In Burundi the Electoral Commission has announced that incumbent President Pierre Nkurunziza has won Tuesday’s elections, as expected. His victory puts the country’s future at risk, says DW’s Dirke Köpp.
More than 80 people dead, countless injured, hundreds of arbitrary arrests and an atmosphere of oppression and violence which has caused more than 175,000 Burundians to flee their country. All that as a result of the controversial bid for re-election by incumbent President Pierre Nkurunziza.
On Friday, the national Electoral Commission made the expected announcement that Nkurunziza had won the elections held the previous Tuesday. He received 69.4 percent of the votes cast.
It was almost three months to the day since Nkurunziza had announced his candidacy. He did so even though, under the constitution and a peace accord, his period in office should end on August 26, 2015. He defended his decision with a questionable interpretation of the constitution.
The next day saw the start of public protests against what the opposition and civil society called a “constitutional coup.” Various mediation attempts all failed, the last just two days before the election. Although the talks had included the possibility of postponing the election, the government brazenly declared that the mediation could continue after the poll. Despite a boycott by the opposition, the names of several opposition candidates still appeared on the ballot papers. All in all, a questionable exercise.

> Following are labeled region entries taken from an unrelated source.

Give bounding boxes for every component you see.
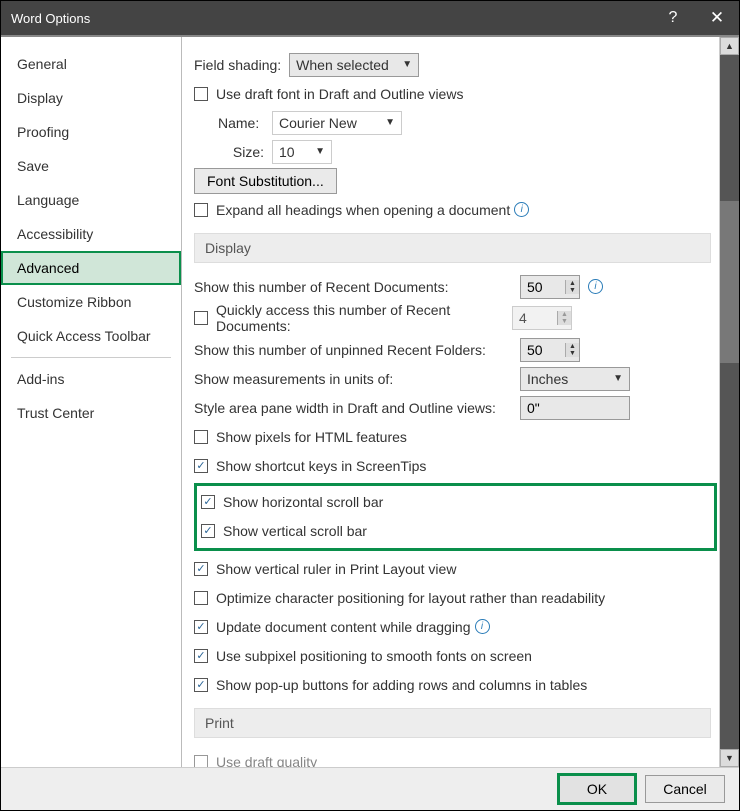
field-shading-label: Field shading: <box>194 57 281 73</box>
hscroll-label: Show horizontal scroll bar <box>223 494 383 510</box>
dragging-label: Update document content while dragging <box>216 619 471 635</box>
sidebar-item-language[interactable]: Language <box>1 183 181 217</box>
style-area-input[interactable] <box>520 396 630 420</box>
font-substitution-button[interactable]: Font Substitution... <box>194 168 337 194</box>
close-icon: ✕ <box>710 8 724 28</box>
shortcut-label: Show shortcut keys in ScreenTips <box>216 458 426 474</box>
popup-label: Show pop-up buttons for adding rows and … <box>216 677 587 693</box>
sidebar-item-customize-ribbon[interactable]: Customize Ribbon <box>1 285 181 319</box>
section-display: Display <box>194 233 711 263</box>
section-print: Print <box>194 708 711 738</box>
sidebar-item-general[interactable]: General <box>1 47 181 81</box>
chevron-down-icon: ▼ <box>402 59 412 70</box>
sidebar-item-quick-access-toolbar[interactable]: Quick Access Toolbar <box>1 319 181 353</box>
vruler-label: Show vertical ruler in Print Layout view <box>216 561 456 577</box>
ok-button[interactable]: OK <box>557 773 637 805</box>
optimize-checkbox[interactable] <box>194 591 208 605</box>
sidebar-item-display[interactable]: Display <box>1 81 181 115</box>
size-label: Size: <box>218 144 264 160</box>
draft-font-label: Use draft font in Draft and Outline view… <box>216 86 463 102</box>
scrollbar[interactable]: ▲ ▼ <box>719 37 739 767</box>
info-icon[interactable]: i <box>514 202 529 217</box>
quick-access-checkbox[interactable] <box>194 311 208 325</box>
subpixel-label: Use subpixel positioning to smooth fonts… <box>216 648 532 664</box>
sidebar-item-add-ins[interactable]: Add-ins <box>1 362 181 396</box>
field-shading-combo[interactable]: When selected ▼ <box>289 53 419 77</box>
draft-quality-label: Use draft quality <box>216 754 317 768</box>
sidebar-item-advanced[interactable]: Advanced <box>1 251 181 285</box>
draft-quality-checkbox[interactable] <box>194 755 208 768</box>
pixels-label: Show pixels for HTML features <box>216 429 407 445</box>
titlebar: Word Options ? ✕ <box>1 1 739 35</box>
scroll-track[interactable] <box>720 55 739 749</box>
sidebar-item-trust-center[interactable]: Trust Center <box>1 396 181 430</box>
sidebar-item-proofing[interactable]: Proofing <box>1 115 181 149</box>
name-label: Name: <box>218 115 264 131</box>
sidebar: GeneralDisplayProofingSaveLanguageAccess… <box>1 37 182 767</box>
close-button[interactable]: ✕ <box>695 1 739 35</box>
draft-font-checkbox[interactable] <box>194 87 208 101</box>
scroll-down-button[interactable]: ▼ <box>720 749 739 767</box>
window-title: Word Options <box>11 11 651 26</box>
main-panel: Field shading: When selected ▼ Use draft… <box>182 37 719 767</box>
sidebar-item-save[interactable]: Save <box>1 149 181 183</box>
scroll-up-button[interactable]: ▲ <box>720 37 739 55</box>
font-name-combo[interactable]: Courier New ▼ <box>272 111 402 135</box>
footer: OK Cancel <box>1 767 739 810</box>
optimize-label: Optimize character positioning for layou… <box>216 590 605 606</box>
vscroll-label: Show vertical scroll bar <box>223 523 367 539</box>
quick-access-label: Quickly access this number of Recent Doc… <box>216 302 512 334</box>
chevron-down-icon: ▼ <box>613 373 623 384</box>
expand-headings-label: Expand all headings when opening a docum… <box>216 202 510 218</box>
sidebar-item-accessibility[interactable]: Accessibility <box>1 217 181 251</box>
scroll-thumb[interactable] <box>720 201 739 363</box>
hscroll-checkbox[interactable] <box>201 495 215 509</box>
chevron-down-icon: ▼ <box>315 146 325 157</box>
vruler-checkbox[interactable] <box>194 562 208 576</box>
dragging-checkbox[interactable] <box>194 620 208 634</box>
subpixel-checkbox[interactable] <box>194 649 208 663</box>
info-icon[interactable]: i <box>588 279 603 294</box>
recent-folders-spinner[interactable]: ▲▼ <box>520 338 580 362</box>
chevron-down-icon: ▼ <box>385 117 395 128</box>
recent-docs-spinner[interactable]: ▲▼ <box>520 275 580 299</box>
spin-up-icon[interactable]: ▲ <box>566 280 579 287</box>
measurements-combo[interactable]: Inches ▼ <box>520 367 630 391</box>
recent-folders-label: Show this number of unpinned Recent Fold… <box>194 342 512 358</box>
shortcut-checkbox[interactable] <box>194 459 208 473</box>
popup-checkbox[interactable] <box>194 678 208 692</box>
spin-down-icon[interactable]: ▼ <box>566 287 579 294</box>
highlight-scrollbars: Show horizontal scroll bar Show vertical… <box>194 483 717 551</box>
info-icon[interactable]: i <box>475 619 490 634</box>
cancel-button[interactable]: Cancel <box>645 775 725 803</box>
vscroll-checkbox[interactable] <box>201 524 215 538</box>
measurements-label: Show measurements in units of: <box>194 371 512 387</box>
recent-docs-label: Show this number of Recent Documents: <box>194 279 512 295</box>
quick-access-spinner: ▲▼ <box>512 306 572 330</box>
pixels-checkbox[interactable] <box>194 430 208 444</box>
help-icon: ? <box>669 9 678 27</box>
style-area-label: Style area pane width in Draft and Outli… <box>194 400 512 416</box>
help-button[interactable]: ? <box>651 1 695 35</box>
expand-headings-checkbox[interactable] <box>194 203 208 217</box>
font-size-combo[interactable]: 10 ▼ <box>272 140 332 164</box>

It is also strange that, despite there being only a trickle of voters at many polling stations, turnout was put at an impressive 73 percent. That’s higher than at the general elections in Germany in 2013. Those elections were not preceded by weeks of violent protests and there was no boycott by the opposition. However, they did take place within an intact and vocal media landscape – unlike in Burundi where, following a coup, all non-state media were silenced.
It is hard to verify the turnout figures as there were no international election observers. However it is clear that pressure was brought to bear on voters and an atmosphere of fear was created. This occurred not only in the president’s home province – there were pro-regime thugs and the youth militia of the ruling party everywhere, watching to see who went to vote and for whom.
Nkurunziza is leading his country into a civil war with his eyes wide open. The last civil war in Burundi claimed more than 300,000 lives. The opposition has already said it will not recognize Nkurunziza’s victory. It plans to install a parallel government. There are indications that opposition figures may also be prepared to use weapons. This is a frightening scenario.
In Ivory Coast five years ago a similar power battle over the presidency left up to 5,000 people dead within just a few weeks. Nkurunziza has to be brought to reason so that he does not put Burundian lives unnecessarily at risk. In this, China and Russia must play an active role. They are currently in the process of taking the place of European donors in Burundi, rather than working together with them to end the crisis.